New approaches are required to address the needs of complex undiagnosed diseases patients. These approaches include clinical genomic diagnostic pipelines, utilizing intra- and multi-disciplinary platforms, as well as specialty-specific genomic clinics. Both are advancing diagnostic rates. However, complementary cross-disciplinary approaches are also critical to address those patients with multisystem disorders who traverse the bounds of multiple specialties and remain undiagnosed despite existing intra-specialty and genomic-focused approaches. The diagnostic possibilities of undiagnosed diseases include genetic and non-genetic conditions. The focus on genetic diseases addresses some of these disorders, however a cross-disciplinary approach is needed that also simultaneously addresses other disorder types. Herein, we describe the initiation and summary outcomes of a public health system approach for complex undiagnosed patients - the Undiagnosed Diseases Program-Western Australia (UDP-WA).
Briefly the UDP-WA is: i) one of a complementary suite of approaches that is being delivered within health service, and with community engagement, to address the needs of those with severe undiagnosed diseases; ii) delivered within a public health system to support equitable access to health care, including for those from remote and regional areas; iii) providing diagnoses and improved patient care; iv) delivering a platform for in-service and real time genomic and phenomic education for clinicians that traverses a diverse range of specialties; v) retaining and recapturing clinical expertise; vi) supporting the education of junior and more senior medical staff; vii) designed to integrate with clinical translational research; and viii) is supporting greater connectedness for patients, families and medical staff.
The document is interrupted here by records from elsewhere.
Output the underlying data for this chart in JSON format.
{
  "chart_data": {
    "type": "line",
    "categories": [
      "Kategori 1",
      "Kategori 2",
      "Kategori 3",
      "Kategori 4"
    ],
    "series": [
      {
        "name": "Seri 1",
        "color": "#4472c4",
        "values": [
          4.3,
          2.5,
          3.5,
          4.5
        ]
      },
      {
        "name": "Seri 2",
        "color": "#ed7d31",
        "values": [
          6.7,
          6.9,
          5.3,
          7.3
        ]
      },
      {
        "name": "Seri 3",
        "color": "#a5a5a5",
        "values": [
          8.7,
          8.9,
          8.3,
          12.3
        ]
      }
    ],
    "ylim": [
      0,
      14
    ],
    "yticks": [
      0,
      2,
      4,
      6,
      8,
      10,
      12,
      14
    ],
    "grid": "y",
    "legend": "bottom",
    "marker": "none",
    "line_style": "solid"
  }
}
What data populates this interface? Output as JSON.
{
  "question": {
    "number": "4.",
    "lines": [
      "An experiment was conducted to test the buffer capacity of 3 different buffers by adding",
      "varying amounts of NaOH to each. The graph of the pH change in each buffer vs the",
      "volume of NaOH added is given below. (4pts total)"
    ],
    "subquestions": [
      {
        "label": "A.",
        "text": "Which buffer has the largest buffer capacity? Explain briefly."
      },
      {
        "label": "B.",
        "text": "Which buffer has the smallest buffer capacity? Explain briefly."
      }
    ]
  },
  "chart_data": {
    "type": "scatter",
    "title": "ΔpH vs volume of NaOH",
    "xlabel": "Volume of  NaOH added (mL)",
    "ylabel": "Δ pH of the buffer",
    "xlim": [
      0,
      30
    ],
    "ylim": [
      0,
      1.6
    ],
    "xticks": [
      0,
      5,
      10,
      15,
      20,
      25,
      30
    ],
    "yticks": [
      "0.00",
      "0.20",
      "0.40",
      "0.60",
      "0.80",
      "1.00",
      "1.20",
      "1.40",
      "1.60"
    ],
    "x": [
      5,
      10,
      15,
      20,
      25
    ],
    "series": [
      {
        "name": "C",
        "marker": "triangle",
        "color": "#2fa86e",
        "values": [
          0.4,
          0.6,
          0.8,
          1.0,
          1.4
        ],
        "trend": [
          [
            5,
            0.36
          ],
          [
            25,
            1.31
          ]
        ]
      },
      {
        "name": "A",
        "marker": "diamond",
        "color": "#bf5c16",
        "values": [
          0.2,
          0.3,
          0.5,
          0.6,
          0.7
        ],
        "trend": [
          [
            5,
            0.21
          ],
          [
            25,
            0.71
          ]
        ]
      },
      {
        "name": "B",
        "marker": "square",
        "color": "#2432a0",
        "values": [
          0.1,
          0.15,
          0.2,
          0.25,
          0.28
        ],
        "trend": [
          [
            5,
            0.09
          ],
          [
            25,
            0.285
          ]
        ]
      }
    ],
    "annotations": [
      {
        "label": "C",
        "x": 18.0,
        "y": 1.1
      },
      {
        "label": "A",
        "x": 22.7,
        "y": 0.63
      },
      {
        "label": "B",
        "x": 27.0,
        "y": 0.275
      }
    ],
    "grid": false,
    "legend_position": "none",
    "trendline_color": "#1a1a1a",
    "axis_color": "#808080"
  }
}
The UDP-WA has been initiated in the public health system to complement existing clinical genomic approaches; it has been targeted to those with a specific diagnostic need, and initiated by redirecting existing clinical and financial resources. The UDP-WA supports the provision of equitable and sustainable diagnostics and simultaneously supports capacity building in clinical care and translational research, for those with undiagnosed, typically rare, conditions.
需要新方法来满足复杂未确诊疾病患者的需求。这些方法包括临床基因组诊断流程,利用跨学科和多学科平台,以及特定专科的基因组诊所。两者都在提高诊断率。然而,互补的跨学科方法对于解决那些患有多系统疾病的患者也至关重要,这些患者跨越多个专科界限,尽管有现有的专科内和以基因组为重点的方法,但仍未得到诊断。未确诊疾病的诊断可能性包括遗传和非遗传疾病。对遗传疾病的关注解决了其中一些疾病,但需要一种跨学科方法,同时也能解决其他疾病类型。在此,我们描述了一种针对复杂未确诊患者的公共卫生系统方法——西澳大利亚未确诊疾病项目(UDP-WA)的启动和总结结果。
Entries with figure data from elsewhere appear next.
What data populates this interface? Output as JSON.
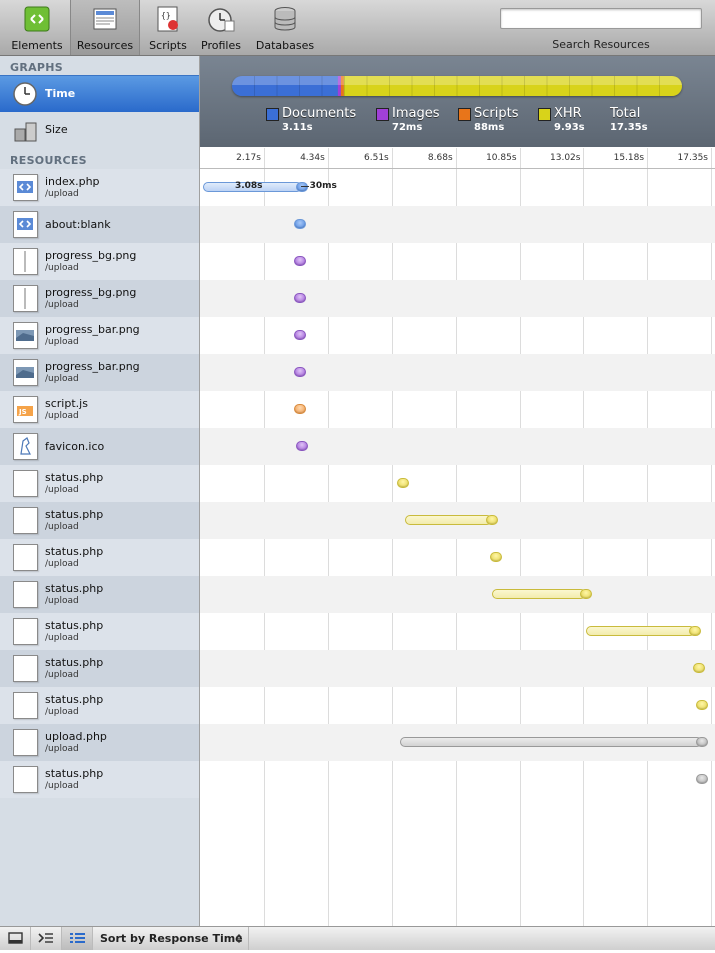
{
  "toolbar": {
    "buttons": [
      {
        "label": "Elements",
        "icon": "elements-icon"
      },
      {
        "label": "Resources",
        "icon": "resources-icon",
        "selected": true
      },
      {
        "label": "Scripts",
        "icon": "scripts-icon"
      },
      {
        "label": "Profiles",
        "icon": "profiles-icon"
      },
      {
        "label": "Databases",
        "icon": "databases-icon"
      }
    ],
    "search_label": "Search Resources",
    "search_value": ""
  },
  "sidebar": {
    "graphs_title": "GRAPHS",
    "graphs": [
      {
        "label": "Time",
        "icon": "clock-icon",
        "selected": true
      },
      {
        "label": "Size",
        "icon": "weights-icon",
        "selected": false
      }
    ],
    "resources_title": "RESOURCES",
    "resources": [
      {
        "name": "index.php",
        "sub": "/upload",
        "type": "document"
      },
      {
        "name": "about:blank",
        "sub": "",
        "type": "document"
      },
      {
        "name": "progress_bg.png",
        "sub": "/upload",
        "type": "image-bg"
      },
      {
        "name": "progress_bg.png",
        "sub": "/upload",
        "type": "image-bg"
      },
      {
        "name": "progress_bar.png",
        "sub": "/upload",
        "type": "image-bar"
      },
      {
        "name": "progress_bar.png",
        "sub": "/upload",
        "type": "image-bar"
      },
      {
        "name": "script.js",
        "sub": "/upload",
        "type": "script"
      },
      {
        "name": "favicon.ico",
        "sub": "",
        "type": "favicon"
      },
      {
        "name": "status.php",
        "sub": "/upload",
        "type": "xhr"
      },
      {
        "name": "status.php",
        "sub": "/upload",
        "type": "xhr"
      },
      {
        "name": "status.php",
        "sub": "/upload",
        "type": "xhr"
      },
      {
        "name": "status.php",
        "sub": "/upload",
        "type": "xhr"
      },
      {
        "name": "status.php",
        "sub": "/upload",
        "type": "xhr"
      },
      {
        "name": "status.php",
        "sub": "/upload",
        "type": "xhr"
      },
      {
        "name": "status.php",
        "sub": "/upload",
        "type": "xhr"
      },
      {
        "name": "upload.php",
        "sub": "/upload",
        "type": "other"
      },
      {
        "name": "status.php",
        "sub": "/upload",
        "type": "other"
      }
    ]
  },
  "summary": {
    "legend": [
      {
        "name": "Documents",
        "value": "3.11s",
        "color": "#3b6fd6"
      },
      {
        "name": "Images",
        "value": "72ms",
        "color": "#a040d8"
      },
      {
        "name": "Scripts",
        "value": "88ms",
        "color": "#e8751a"
      },
      {
        "name": "XHR",
        "value": "9.93s",
        "color": "#d8d31a"
      },
      {
        "name": "Total",
        "value": "17.35s",
        "color": ""
      }
    ],
    "segments": [
      {
        "category": "Documents",
        "seconds": 3.11,
        "color": "#3b6fd6"
      },
      {
        "category": "Images",
        "seconds": 0.072,
        "color": "#a040d8"
      },
      {
        "category": "Scripts",
        "seconds": 0.088,
        "color": "#e8751a"
      },
      {
        "category": "XHR",
        "seconds": 9.93,
        "color": "#d8d31a"
      }
    ]
  },
  "timeline": {
    "max": 17.35,
    "ticks": [
      "2.17s",
      "4.34s",
      "6.51s",
      "8.68s",
      "10.85s",
      "13.02s",
      "15.18s",
      "17.35s"
    ],
    "tick_values": [
      2.17,
      4.34,
      6.51,
      8.68,
      10.85,
      13.02,
      15.18,
      17.35
    ],
    "index_latency_label": "3.08s",
    "index_download_label": "30ms",
    "rows": [
      {
        "start": 0.1,
        "end": 3.45,
        "color": "blue",
        "has_bar": true
      },
      {
        "start": 3.4,
        "end": 3.4,
        "color": "blue",
        "has_bar": false
      },
      {
        "start": 3.4,
        "end": 3.4,
        "color": "purple",
        "has_bar": false
      },
      {
        "start": 3.4,
        "end": 3.4,
        "color": "purple",
        "has_bar": false
      },
      {
        "start": 3.4,
        "end": 3.4,
        "color": "purple",
        "has_bar": false
      },
      {
        "start": 3.4,
        "end": 3.4,
        "color": "purple",
        "has_bar": false
      },
      {
        "start": 3.4,
        "end": 3.4,
        "color": "orange",
        "has_bar": false
      },
      {
        "start": 3.45,
        "end": 3.45,
        "color": "purple",
        "has_bar": false
      },
      {
        "start": 6.9,
        "end": 6.9,
        "color": "yellow",
        "has_bar": false
      },
      {
        "start": 6.95,
        "end": 9.9,
        "color": "yellow",
        "has_bar": true
      },
      {
        "start": 10.05,
        "end": 10.05,
        "color": "yellow",
        "has_bar": false
      },
      {
        "start": 9.9,
        "end": 13.1,
        "color": "yellow",
        "has_bar": true
      },
      {
        "start": 13.1,
        "end": 16.8,
        "color": "yellow",
        "has_bar": true
      },
      {
        "start": 16.95,
        "end": 16.95,
        "color": "yellow",
        "has_bar": false
      },
      {
        "start": 17.05,
        "end": 17.05,
        "color": "yellow",
        "has_bar": false
      },
      {
        "start": 6.8,
        "end": 17.05,
        "color": "gray",
        "has_bar": true
      },
      {
        "start": 17.05,
        "end": 17.05,
        "color": "gray",
        "has_bar": false
      }
    ]
  },
  "statusbar": {
    "sort_label": "Sort by Response Time",
    "buttons": [
      "dock-icon",
      "console-icon",
      "list-icon"
    ]
  }
}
简而言之,UDP-WA是:i)在卫生服务机构内并通过社区参与实施的一套互补方法之一,以满足患有严重未确诊疾病者的需求;ii)在公共卫生系统内实施,以支持公平获得医疗保健,包括偏远和地区的患者;iii)提供诊断并改善患者护理;iv)为跨多个专科的临床医生提供在职和实时基因组学和表型组学教育平台;v)保留和重新获得临床专业知识;vi)支持初级和高级医务人员的教育;vii)旨在与临床转化研究相结合;viii)支持患者、家庭和医务人员之间建立更紧密的联系。
UDP-WA已在公共卫生系统中启动,以补充现有的临床基因组方法;它针对有特定诊断需求的人群,并通过重新分配现有的临床和财政资源启动。UDP-WA支持提供公平和可持续的诊断,同时支持针对未确诊的、通常罕见疾病患者的临床护理和转化研究能力建设。